Figure 4. Modular organization of p66Shc orthologs of different vertebrate species. CH2, light green: Collagen Homology 2 domain; PTB, red: Phosphotyrosine Binding Domain; CH1, light blue: Collagen Homology 1 domain; SH2, yellow: Src homology 2 domain. Note that a CH2 region is present in all the vertebrate species, whereas it is absent or not recognizable in invertebrates. Post-translational modified amino acid residues are indicated: serines with a pink spot, threonines with a blue spot and tyrosines with a light green spot.

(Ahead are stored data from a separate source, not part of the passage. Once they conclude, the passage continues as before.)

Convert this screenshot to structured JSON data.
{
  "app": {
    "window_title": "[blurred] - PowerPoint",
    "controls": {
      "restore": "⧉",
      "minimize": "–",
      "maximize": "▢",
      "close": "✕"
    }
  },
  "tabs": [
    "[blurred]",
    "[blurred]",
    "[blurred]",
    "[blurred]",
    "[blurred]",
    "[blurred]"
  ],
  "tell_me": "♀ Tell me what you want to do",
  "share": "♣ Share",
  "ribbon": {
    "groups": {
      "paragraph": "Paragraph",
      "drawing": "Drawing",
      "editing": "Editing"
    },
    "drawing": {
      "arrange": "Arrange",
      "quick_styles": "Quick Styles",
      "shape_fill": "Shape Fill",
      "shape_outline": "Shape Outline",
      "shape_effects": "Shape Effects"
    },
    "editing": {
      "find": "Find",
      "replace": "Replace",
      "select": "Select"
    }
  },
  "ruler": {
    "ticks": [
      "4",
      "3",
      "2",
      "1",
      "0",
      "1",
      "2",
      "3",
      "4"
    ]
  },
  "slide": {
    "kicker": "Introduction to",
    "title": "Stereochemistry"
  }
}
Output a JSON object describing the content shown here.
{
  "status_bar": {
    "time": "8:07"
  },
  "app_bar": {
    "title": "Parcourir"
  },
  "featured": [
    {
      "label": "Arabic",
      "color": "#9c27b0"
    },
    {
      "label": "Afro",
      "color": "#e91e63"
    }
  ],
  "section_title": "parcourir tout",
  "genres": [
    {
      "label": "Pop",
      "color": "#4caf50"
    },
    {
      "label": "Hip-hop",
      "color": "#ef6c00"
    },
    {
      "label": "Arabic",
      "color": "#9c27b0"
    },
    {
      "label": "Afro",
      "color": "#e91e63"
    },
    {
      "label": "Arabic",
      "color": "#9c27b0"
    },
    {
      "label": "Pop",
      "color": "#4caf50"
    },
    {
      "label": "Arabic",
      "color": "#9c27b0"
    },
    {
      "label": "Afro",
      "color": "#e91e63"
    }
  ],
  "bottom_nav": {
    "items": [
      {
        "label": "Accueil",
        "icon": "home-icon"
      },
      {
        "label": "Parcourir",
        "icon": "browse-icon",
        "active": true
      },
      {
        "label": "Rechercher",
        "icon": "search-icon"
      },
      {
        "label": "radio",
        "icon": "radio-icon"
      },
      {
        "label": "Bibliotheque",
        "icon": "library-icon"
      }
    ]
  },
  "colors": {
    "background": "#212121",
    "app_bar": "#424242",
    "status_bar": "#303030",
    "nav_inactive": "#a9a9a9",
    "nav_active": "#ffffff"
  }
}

For Homo sapiens, it is also indicated the position in the sequence and the type of post-translational modification (P=phosphorylation). Amino acids of the human sequence are also numbered from 1 to 7: in other sequences than human, conserved amino acid residues are indicated only with the corresponding number and not with the position in their sequence. Amino acids are considered conserved even if they are substituted with a functionally similar one: T386 is not found in X. tropicalis, but this amino acid is here substituted with a serine, thus the number (6) is the same, but the color of the spot changes from blue to pink. The Cytochrome c Binding (CB) domain is indicated with a yellow pentagon with the amino acids of the core: EEW in H. sapiens and M. musculus, DEW in X. tropicalis, N. furzeri and D. rerio. Starting site of the p52Shc isoform is also indicated with an arrow.